Laurie discussed the idea with speaker manufacturer BG, and the result is the BG BX-4850 THX Certified Ultra2 subwoofer, conprising four modules, each containing 12 metal-cone woofers and arranged in balanced pairs. (Double bass player Laurie calls this "Balanced Bass Line.")
Laurie is shown here holding (with help) one of the prototype modules. The 12 drivers fire into a central cavity, sealed to the top, bottom, and rear, with a narrow 26" x 4" slot opening to the room. The module is mounted between the studs and faced with sheet rock, but transmits no vibrations to the wall itself. The 48 woofers in the four modules, each with a peak excursion of 8mm at <2% THD, have a total radiating area equal to a two 18" drivers, yet fit completely inside a standard 2x4" stud-wall.
Each pair of modules is driven by a dedicated 1200W amplifier/digital crossover module, and a slave 1200W amplifier drives another two modules.
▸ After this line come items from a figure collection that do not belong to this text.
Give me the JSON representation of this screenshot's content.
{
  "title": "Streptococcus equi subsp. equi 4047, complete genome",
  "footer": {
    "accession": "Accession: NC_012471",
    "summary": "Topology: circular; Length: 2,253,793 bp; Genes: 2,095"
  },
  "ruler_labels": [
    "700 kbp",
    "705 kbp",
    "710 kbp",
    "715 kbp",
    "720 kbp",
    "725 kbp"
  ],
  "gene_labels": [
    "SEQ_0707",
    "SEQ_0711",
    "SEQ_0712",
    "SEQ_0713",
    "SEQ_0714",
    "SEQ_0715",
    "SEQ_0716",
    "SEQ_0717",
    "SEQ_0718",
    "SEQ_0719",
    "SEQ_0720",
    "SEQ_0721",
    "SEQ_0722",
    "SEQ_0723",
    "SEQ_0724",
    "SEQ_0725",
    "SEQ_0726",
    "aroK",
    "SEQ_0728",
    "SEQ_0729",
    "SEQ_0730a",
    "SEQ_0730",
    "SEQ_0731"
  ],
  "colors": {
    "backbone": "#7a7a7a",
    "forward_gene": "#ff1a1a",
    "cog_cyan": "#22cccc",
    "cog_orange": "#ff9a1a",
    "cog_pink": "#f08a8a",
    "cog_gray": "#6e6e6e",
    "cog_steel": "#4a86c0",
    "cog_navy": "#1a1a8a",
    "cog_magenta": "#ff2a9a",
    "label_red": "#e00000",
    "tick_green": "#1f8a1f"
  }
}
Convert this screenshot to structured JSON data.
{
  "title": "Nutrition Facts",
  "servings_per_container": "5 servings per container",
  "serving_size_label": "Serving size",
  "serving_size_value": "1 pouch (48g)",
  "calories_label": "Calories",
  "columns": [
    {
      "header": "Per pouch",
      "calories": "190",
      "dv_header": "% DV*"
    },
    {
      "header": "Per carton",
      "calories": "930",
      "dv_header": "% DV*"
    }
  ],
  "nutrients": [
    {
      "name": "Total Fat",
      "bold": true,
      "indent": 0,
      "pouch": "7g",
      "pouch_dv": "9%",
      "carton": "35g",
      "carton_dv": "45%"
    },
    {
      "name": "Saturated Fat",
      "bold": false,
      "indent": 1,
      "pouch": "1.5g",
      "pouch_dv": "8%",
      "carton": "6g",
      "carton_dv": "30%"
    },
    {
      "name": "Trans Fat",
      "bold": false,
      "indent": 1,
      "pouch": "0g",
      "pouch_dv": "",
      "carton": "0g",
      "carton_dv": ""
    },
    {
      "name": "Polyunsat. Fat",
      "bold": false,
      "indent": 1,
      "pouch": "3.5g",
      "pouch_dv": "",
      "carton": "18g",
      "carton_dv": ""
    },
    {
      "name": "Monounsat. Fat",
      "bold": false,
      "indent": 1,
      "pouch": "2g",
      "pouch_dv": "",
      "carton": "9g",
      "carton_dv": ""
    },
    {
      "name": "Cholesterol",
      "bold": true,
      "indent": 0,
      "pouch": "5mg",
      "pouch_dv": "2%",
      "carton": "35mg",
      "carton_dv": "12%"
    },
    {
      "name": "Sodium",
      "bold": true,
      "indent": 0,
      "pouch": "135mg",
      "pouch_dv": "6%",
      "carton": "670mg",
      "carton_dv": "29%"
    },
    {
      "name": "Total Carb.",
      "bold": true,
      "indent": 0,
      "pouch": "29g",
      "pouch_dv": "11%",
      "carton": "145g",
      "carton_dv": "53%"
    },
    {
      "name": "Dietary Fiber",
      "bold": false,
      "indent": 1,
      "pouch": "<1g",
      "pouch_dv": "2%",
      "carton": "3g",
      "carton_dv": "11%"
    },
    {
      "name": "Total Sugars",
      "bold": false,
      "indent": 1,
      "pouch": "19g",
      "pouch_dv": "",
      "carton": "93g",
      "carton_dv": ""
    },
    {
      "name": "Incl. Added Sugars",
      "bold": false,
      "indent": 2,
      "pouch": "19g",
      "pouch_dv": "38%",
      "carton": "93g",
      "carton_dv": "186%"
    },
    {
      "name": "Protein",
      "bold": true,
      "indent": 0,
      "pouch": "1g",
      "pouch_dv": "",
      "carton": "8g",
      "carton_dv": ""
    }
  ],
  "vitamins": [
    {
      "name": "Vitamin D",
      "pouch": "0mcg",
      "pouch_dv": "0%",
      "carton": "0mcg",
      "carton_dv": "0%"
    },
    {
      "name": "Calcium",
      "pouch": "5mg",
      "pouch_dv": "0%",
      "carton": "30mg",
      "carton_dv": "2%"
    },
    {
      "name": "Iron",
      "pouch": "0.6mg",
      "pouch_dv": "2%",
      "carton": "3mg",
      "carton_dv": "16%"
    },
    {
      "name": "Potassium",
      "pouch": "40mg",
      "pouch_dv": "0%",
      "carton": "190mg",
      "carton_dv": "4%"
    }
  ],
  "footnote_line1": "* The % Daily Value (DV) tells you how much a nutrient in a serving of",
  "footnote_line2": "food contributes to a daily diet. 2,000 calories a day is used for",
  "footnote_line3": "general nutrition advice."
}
Four modules are required for the THX Ultra2-certified subwoofer, which is expected to retail for around $4995 including crossover and amplifiers when it is available for sale in the second quarter of 2007. But two modules ($2995) will still qualify for THX Select certification, and while one module can be used, for $1995, this will not be THX-certified.
A dem of the 4-module subwoofer, with BG's line-source planar in-walls, was very impressive, with obviously low distortion and superb low-frequency extension. Perhaps it's time for this reporter to stop turning up his nose at in-wall speakers.